An image of Kate Middleton and her three children released by the royal family (Image: Kensington Palace)
An image of Kate Middleton and her three children released by the royal family (Image: Kensington Palace)

It was the hands. It’s always the hands. Kate Middleton — whose absence from public life since surgery at the turn of the year has raised all manner of speculation about her true state (was she really recovering from plastic surgery? In a coma? Dead?) — put out a picture with her children over the weekend, marking Mother’s Day and thanking her well-wishers. Within hours, newswire service Associated Press sent out a “kill notification” stating that the picture had been tampered with.

Presumably, there is no picture issued by the palace that hasn’t in one way or another been touched up, but there is something comically inept about releasing an altered picture of the subject of various conspiracy theories, and then doing so poor a job (apart from the blurry hands and lack of a wedding ring, the background was suspiciously green for UK winter) that it creates its own conspiracy theories.

Of course, when the entirety of your prestige and legitimacy comes from conspiracy and intrigue — the British royal family descends from Germany, after all — you can scarcely complain when people start to form some conspiracy theories about what you’re up to.

George VI’s fatal disease kept from even him

If there is any skullduggery going on regarding Middleton’s health, it would not be the first time. King George VI became king in 1936 when his brother Edward VIII abdicated his short-lived stay on the throne to marry American divorcee Wallis Simpson — before the pair did a spot of sight-seeing in Germany. George, who was monarch throughout the Second World War, was a heavy smoker all his life, and when a giant ominous mass was found during a chest X-ray, doctors kept his lung cancer not only from the public but from the king himself. He never fully recovered from the operation that removed his lung and he died at the age of 56 in 1952.

Did MI6 off Princess Diana?

Probably no royal event has raised such a flurry of conspiracy theories as the death of Princess Diana following the 1997 car crash that killed Diana and Dodi Fayed. With Dodi’s father Mohamed al-Fayed leading the charge, it was widely believed that the pair had actually been murdered in a plot masterminded by Prince Philip. Why did the ambulance take so long to get to the hospital? Why were so many of the surveillance cameras along the route the car took facing the wrong way? Did her psychic know it was going to happen? Did Diana herself know? What we’d really like to know is who conspired with al-Fayed to produce “Innocent Victims”, the tacky as-all-get-out bronze memorial to the late pair displayed in Harrods between 2005 and 2018.

Prince Albert Victor a serial killer?

Poor Albert (known as Eddy) had no end of speculation about him in his short life; noting that he was not well respected by the upper or lower classes, that he was thought of as a “slow” child who became a “dull” adult, the writer James Pope-Hennessy said:

Even his nearest and dearest, who were naturally bent on making the best of poor Prince Eddy, could not bring themselves to use more positive terms.

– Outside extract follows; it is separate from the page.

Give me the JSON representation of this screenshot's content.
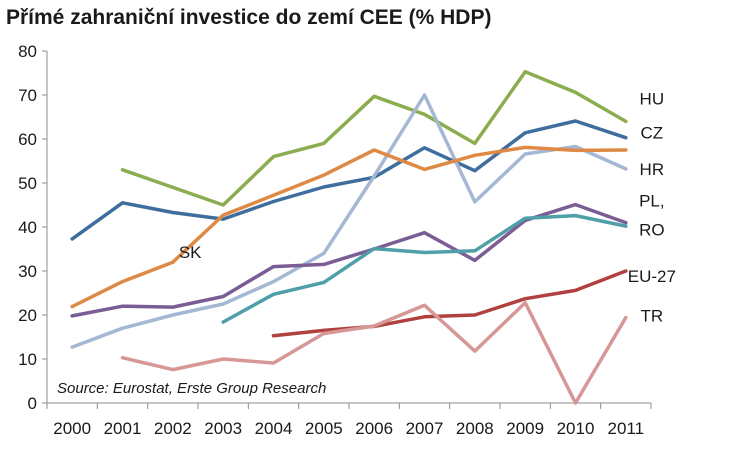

Prince Eddy was certainly dear and good, kind and considerate. He was also backward and utterly listless. He was self-indulgent and not punctual … He was as heedless and as aimless as a gleaming gold-fish in a crystal bowl.”

But this speculation — as well as the rumours that he had syphilis and narrowly avoided being caught frequenting a gay brothel — pales in comparison to the theory put forward by various historians from the 1960s onwards that he was Jack the Ripper, the notorious London serial killer who killed an unknown number of women in the Whitechapel area in the late 1880s. This one has been pretty thoroughly debunked though, with contemporaneous documents showing the prince wasn’t in London on most of the occasions the Ripper is thought to have struck.